Firstly, a painful ringing started in my ears. The more I tried to block it out, the worse it got. I thought this would be the worst of it, but I had no idea what was to come.
Hour three
Tinnitus still raging through my brain, other symptoms began to afflict me. I developed a major stomach ache - though this could have just been a combination of thirst or hunger seeing as both water and food were off limits.
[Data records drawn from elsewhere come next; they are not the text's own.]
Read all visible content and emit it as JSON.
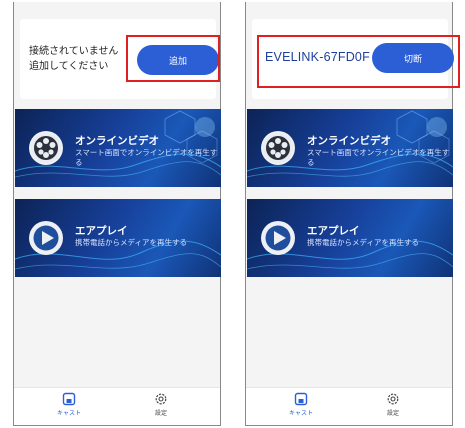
{
  "left_screen": {
    "connection": {
      "message_line1": "接続されていません",
      "message_line2": "追加してください",
      "button_label": "追加"
    }
  },
  "right_screen": {
    "connection": {
      "device_name": "EVELINK-67FD0F",
      "button_label": "切断"
    }
  },
  "banners": [
    {
      "title": "オンラインビデオ",
      "description": "スマート画面でオンラインビデオを再生する",
      "icon": "film-reel-icon"
    },
    {
      "title": "エアプレイ",
      "description": "携帯電話からメディアを再生する",
      "icon": "play-icon"
    }
  ],
  "tabbar": {
    "cast_label": "キャスト",
    "settings_label": "設定"
  },
  "colors": {
    "accent": "#2c5fd6",
    "highlight": "#e02020",
    "banner_dark": "#0c2356"
  }
}
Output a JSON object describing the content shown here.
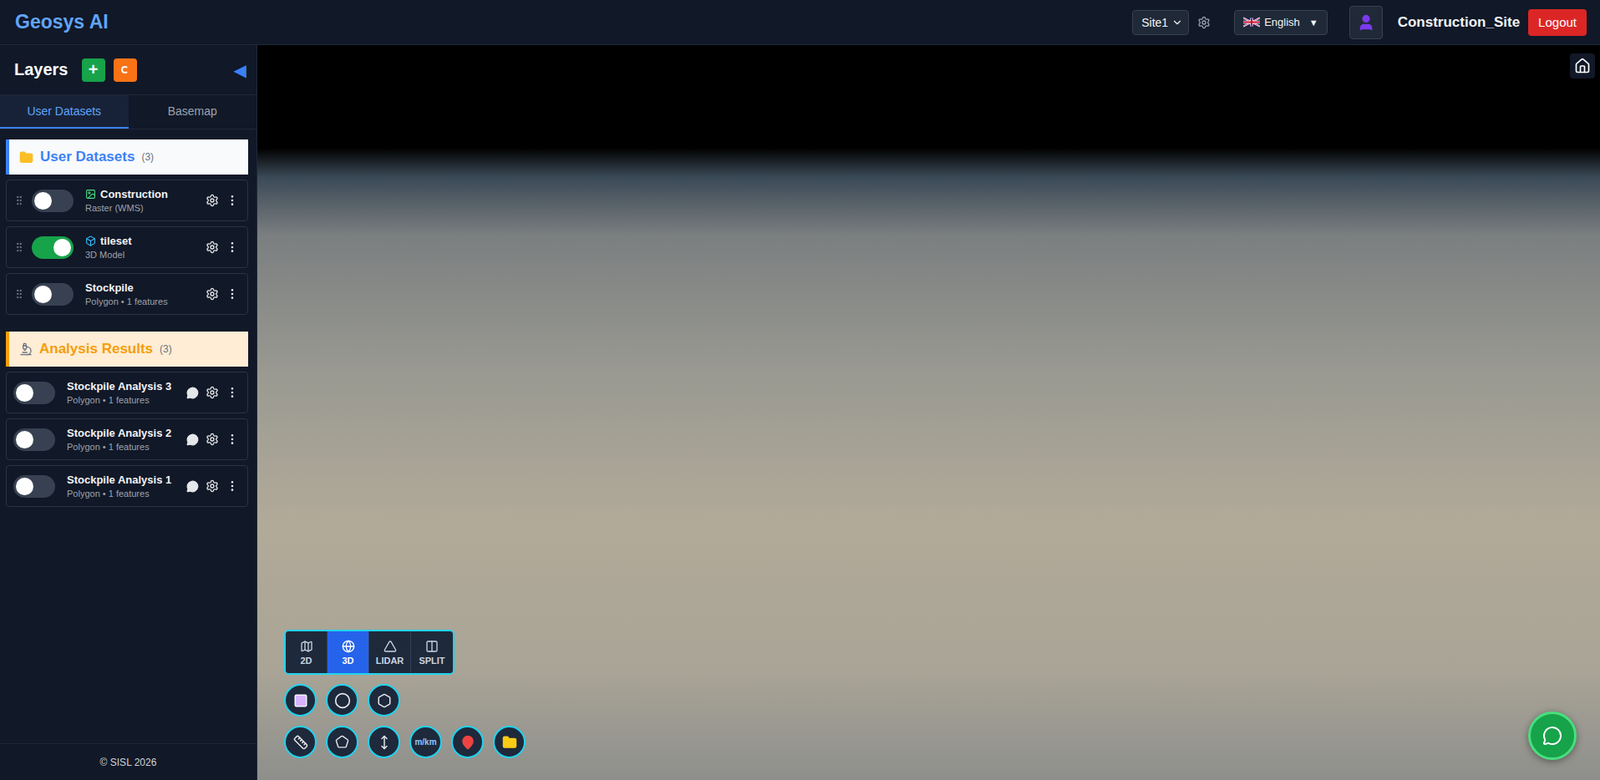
{
  "header": {
    "logo": "Geosys AI",
    "site_select": {
      "value": "Site1"
    },
    "language": {
      "label": "English",
      "caret": "▼"
    },
    "user": {
      "name": "Construction_Site"
    },
    "logout": "Logout"
  },
  "sidebar": {
    "title": "Layers",
    "add_label": "+",
    "collapse_label": "◀",
    "tabs": [
      {
        "label": "User Datasets",
        "selected": true
      },
      {
        "label": "Basemap",
        "selected": false
      }
    ],
    "groups": [
      {
        "title": "User Datasets",
        "count": "(3)",
        "kind": "datasets",
        "items": [
          {
            "name": "Construction",
            "subtitle": "Raster (WMS)",
            "kind": "raster",
            "on": false,
            "comments": false
          },
          {
            "name": "tileset",
            "subtitle": "3D Model",
            "kind": "model",
            "on": true,
            "comments": false
          },
          {
            "name": "Stockpile",
            "subtitle": "Polygon • 1 features",
            "kind": "polygon",
            "on": false,
            "comments": false
          }
        ]
      },
      {
        "title": "Analysis Results",
        "count": "(3)",
        "kind": "analysis",
        "items": [
          {
            "name": "Stockpile Analysis 3",
            "subtitle": "Polygon • 1 features",
            "kind": "polygon",
            "on": false,
            "comments": true
          },
          {
            "name": "Stockpile Analysis 2",
            "subtitle": "Polygon • 1 features",
            "kind": "polygon",
            "on": false,
            "comments": true
          },
          {
            "name": "Stockpile Analysis 1",
            "subtitle": "Polygon • 1 features",
            "kind": "polygon",
            "on": false,
            "comments": true
          }
        ]
      }
    ],
    "footer": "© SISL 2026"
  },
  "map": {
    "view_modes": [
      {
        "label": "2D",
        "selected": false
      },
      {
        "label": "3D",
        "selected": true
      },
      {
        "label": "LIDAR",
        "selected": false
      },
      {
        "label": "SPLIT",
        "selected": false
      }
    ],
    "draw_tools": [
      {
        "kind": "rectangle"
      },
      {
        "kind": "circle"
      },
      {
        "kind": "polygon"
      }
    ],
    "measure_tools": [
      {
        "kind": "distance"
      },
      {
        "kind": "area"
      },
      {
        "kind": "height"
      },
      {
        "kind": "units",
        "label": "m/km"
      },
      {
        "kind": "marker"
      },
      {
        "kind": "folder"
      }
    ]
  }
}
The worst symptom, however, was pure inexplicable rage. I was furious at every single person who had the audacity to catch my eye, to walk past me, or even to simply exist.
I’ve been angry before but this was next level. I really felt like I was the red angry man in Inside Out - but on steroids.
Lasting symptoms of raw-dogging
Eventually I was informed that we were about to land, which was music to my ringing-filled ears. Unfortunately, there were no available runways at Gatwick, which meant our plane had to circle the sky for an extra 30 minutes before finally landing.
This news nearly broke me. I was tired, hungry and angry, and I wanted the pain to stop. I counted down the minutes and seconds until we finally hit the tarmac and I was allowed to be a normal person again. I thought this would end my pain - I couldn’t have been more wrong.
As I left the plane, dazed, furious, and delirious, I waited for my symptoms to subside. Eventually, the ringing in my ears stopped, and my stomach ache faded when I ate some food.
Unfortunately, nothing could be done to fix my mood. I left the airport and got on the train home - the minute I sat down, I burst into tears. Angry, salty tears.
I couldn’t put my anger into words, which made it worse. Why on EARTH did I just do that? The fury was by far the worst part of the entire experience, and the hardest symptom to shake off.
It’s been four days since I lost my raw-dogging virginity, and I’ve not quite been the same ever since. Safe to say that I'm never going to succumb to a TikTok buzzword trend ever again - but try it if you dare.